Everybody needs a hero, even tech entrepreneurs.
A few years ago, it was Uber that seemingly every startup on the block wanted to be like. For a time, every aspiring market disruptor seemed to advertise itself as the 'Uber of X', which usually meant that with a push of a button, customers could summon whatever they wanted -- be it a massage, a laundry courier, a lawn care specialist, or some medical marijuana.
But as scandals escalated at the ride-hailing giant and investors questioned the feasibility of 'on-demand' models for every imaginable product or service, Uber fell out of favor as the lodestar of every founder.
The new glittering beacon of success in Silicon Valley is a 24-year-old, Seattle-based company that started out as a book seller: Amazon (AMZN) , which became the second company after Apple (AAPL) to cross a trillion-dollar market capitalization this week.
Ironically enough, even Uber CEO Dara Khosrowshahi -- who himself has steered an impressive turnaround after taking over from Uber's ousted founder Travis Kalanick -- has cited Amazon as Uber's True North.
"We want to be the Amazon of transportation, any way that you want to either move around or move things or food around in an urban destination," Khosrowshahi said at the TechCrunch Disrupt conference in San Francisco, an annual gathering of investors, startup founders and other tech luminaries expounding upon the state of innovation.
What's behind the Amazon obsession? Clearly, the astronomical success of the retail and logistics giant plays a role. Since the beginning of 2017, the value of Amazon's stock has increased more than 170% and now trades at just shy of $2000 per share. It's the second most-valuable public company in the world, and one with tentacles just about everywhere, from AWS, its market-leading public cloud, to gaming, hardware, and even Hollywood through Amazon Studios, all in addition to its delivery business.
But if you ask other leaders what they admire about Amazon, they invariably cite its "customer obsession" -- one of Amazon's enshrined corporate values. Dheeraj Pandey, CEO of cloud firm Nutanix, recently told me that he found inspiration in Amazon's organizational efficiency and relentless customer focus: "It's organizational design that's amazingly well done, and they're customer-obsessed because they come from a retail background," he said.
As founder of Ring -- the home security startup that was acquired by Amazon for more than $1 billion in April -- Jamie Siminoff said at the conference that Amazon's relatively low-touch approach to its acquisitions was a selling point. "I still go to work every day and do what I was doing, and that's great," Siminoff said. No doubt, it's the dream of every exiting founder make a mint, and to see their business continue to grow, unfettered by new corporate ownership.
As for where the next great company might be founded, much like Amazon, it may not spawn from the classic entrepreneurial meccas of Palo Alto or San Francisco. Whether that's a fintech company in Columbus, Ohio or an A.I. app built in China, Silicon Valley's recent history also features plenty of cautionary tales.
Two salient examples are Facebook (FB) and Twitter (TWTR) -- once high-flying social media firms that have suffered punishing criticism for their handling of abusive content, foreign interference and related issues. As part of the continuing scrutiny, Facebook's Sheryl Sandberg and Twitter's Jack Dorsey testified on Capitol Hill this week on election integrity, censorship and other issues -- and the testimony sent Facebook and Twitter shares slumping even lower.

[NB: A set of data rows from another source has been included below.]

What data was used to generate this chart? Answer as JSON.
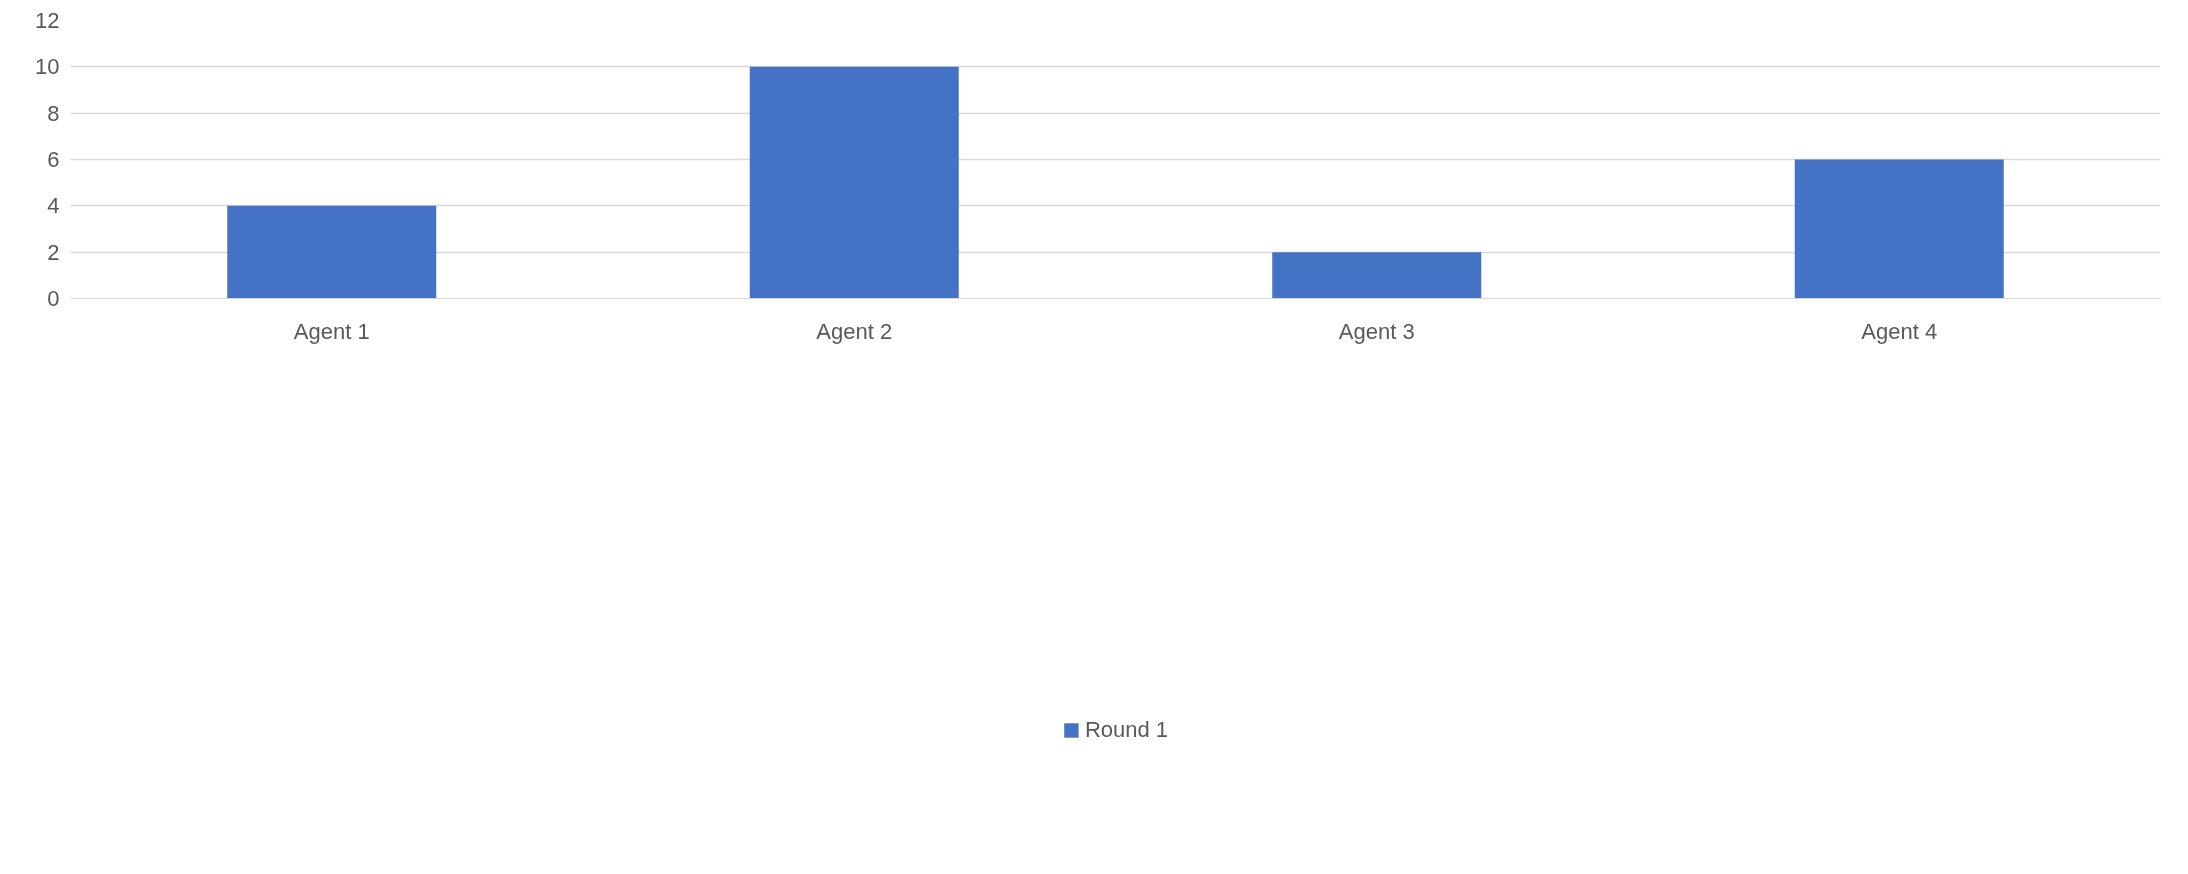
{
  "chart_data": {
    "type": "bar",
    "categories": [
      "Agent 1",
      "Agent 2",
      "Agent 3",
      "Agent 4"
    ],
    "series": [
      {
        "name": "Round 1",
        "color": "#4472c4",
        "values": [
          4,
          10,
          2,
          6
        ]
      }
    ],
    "ylim": [
      0,
      12
    ],
    "yticks": [
      0,
      2,
      4,
      6,
      8,
      10,
      12
    ],
    "grid": "y",
    "legend": "bottom"
  }
}
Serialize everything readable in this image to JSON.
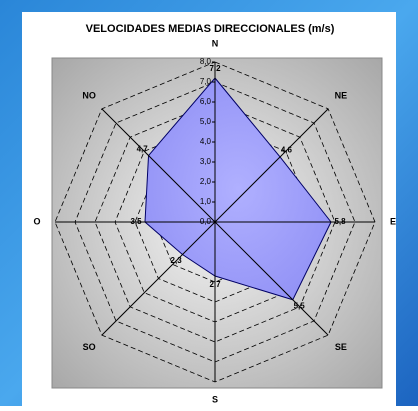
{
  "chart_data": {
    "type": "radar",
    "title": "VELOCIDADES MEDIAS DIRECCIONALES (m/s)",
    "categories": [
      "N",
      "NE",
      "E",
      "SE",
      "S",
      "SO",
      "O",
      "NO"
    ],
    "values": [
      7.2,
      4.6,
      5.8,
      5.5,
      2.7,
      2.3,
      3.5,
      4.7
    ],
    "value_labels": [
      "7,2",
      "4,6",
      "5,8",
      "5,5",
      "2,7",
      "2,3",
      "3,5",
      "4,7"
    ],
    "color": "#9999ff",
    "rlim": [
      0,
      8
    ],
    "rticks": [
      {
        "value": 0,
        "label": "0,0"
      },
      {
        "value": 1,
        "label": "1,0"
      },
      {
        "value": 2,
        "label": "2,0"
      },
      {
        "value": 3,
        "label": "3,0"
      },
      {
        "value": 4,
        "label": "4,0"
      },
      {
        "value": 5,
        "label": "5,0"
      },
      {
        "value": 6,
        "label": "6,0"
      },
      {
        "value": 7,
        "label": "7,0"
      },
      {
        "value": 8,
        "label": "8,0"
      }
    ],
    "grid": true
  }
}
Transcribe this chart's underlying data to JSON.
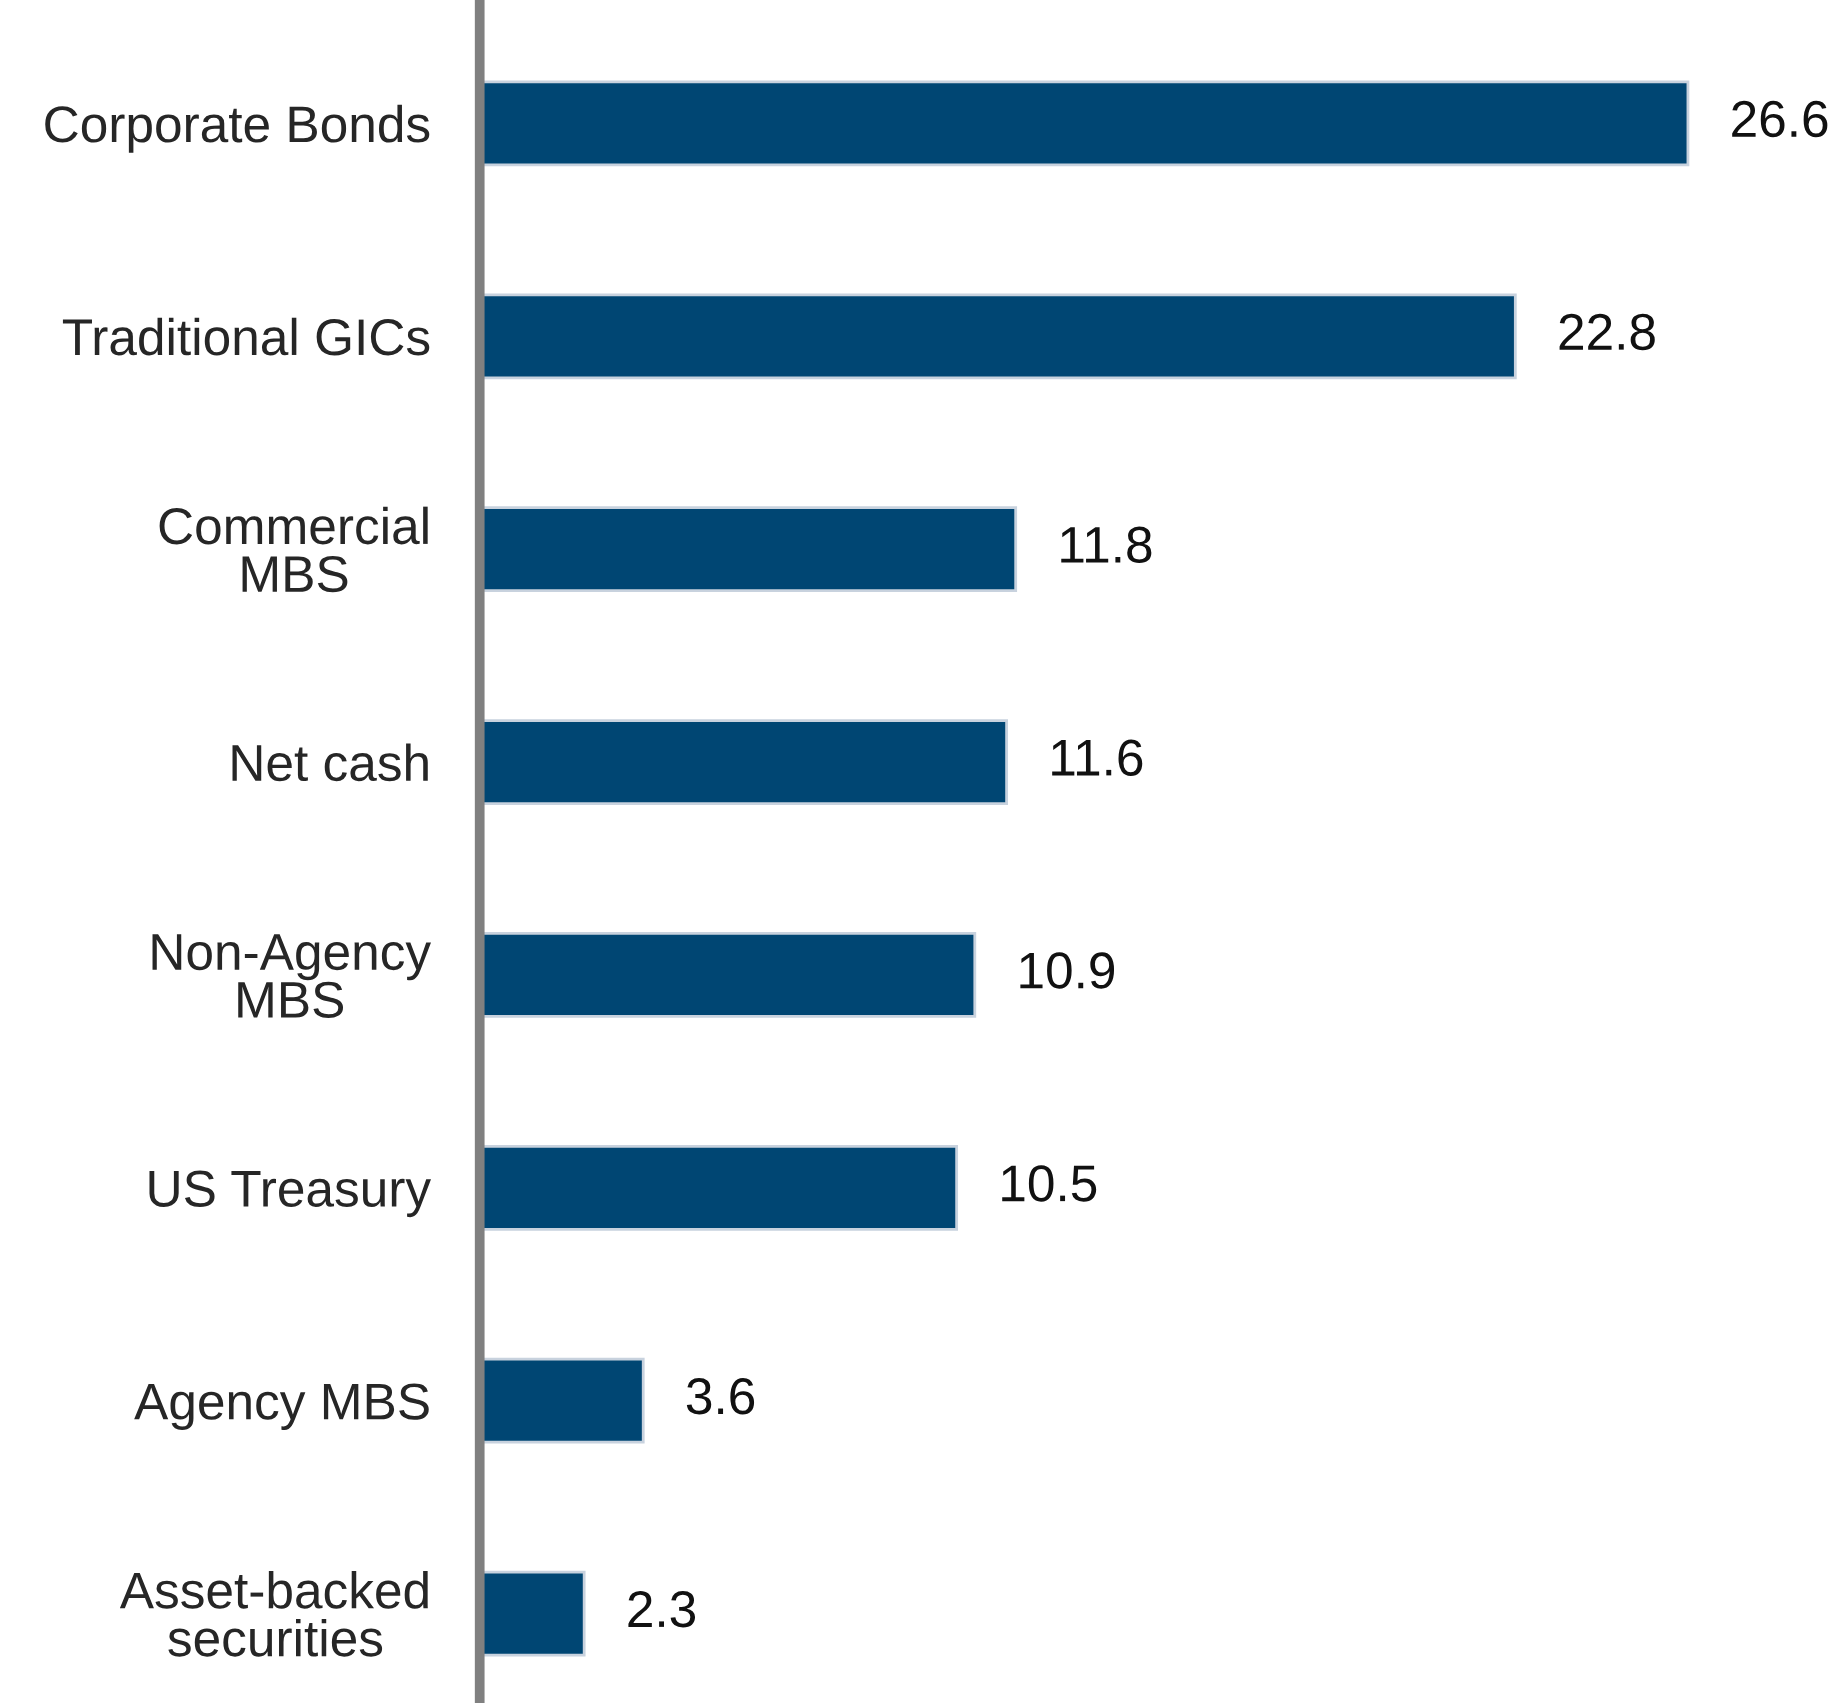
{
  "chart_data": {
    "type": "bar",
    "orientation": "horizontal",
    "categories": [
      "Corporate Bonds",
      "Traditional GICs",
      "Commercial\nMBS",
      "Net cash",
      "Non-Agency\nMBS",
      "US Treasury",
      "Agency MBS",
      "Asset-backed\nsecurities"
    ],
    "values": [
      26.6,
      22.8,
      11.8,
      11.6,
      10.9,
      10.5,
      3.6,
      2.3
    ],
    "color": "#004673",
    "data_labels": true,
    "grid": false,
    "legend": false
  }
}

"You should think about, well, which risks can I reasonably see from here, and can I try to address them?" said investor Reid Hoffman at the conference, speaking of Facebook's and Twitter's foibles and of the need to scale responsibly.
The moral of the story is that growth comes at a price -- in Facebook's case, it was misusing user data, ignoring suspicious foreign activity and an inability to keep up with fake news and abusive content that finally came back to bite them.
No such hubris has befallen Amazon's Jeff Bezos, at least not yet.
So tah-tah, Travis. Sayonara, Zuck. There's a new champion in town, and it's a bookish, customer-obsessed 50-something -- who just so happens to be the wealthiest person on the planet.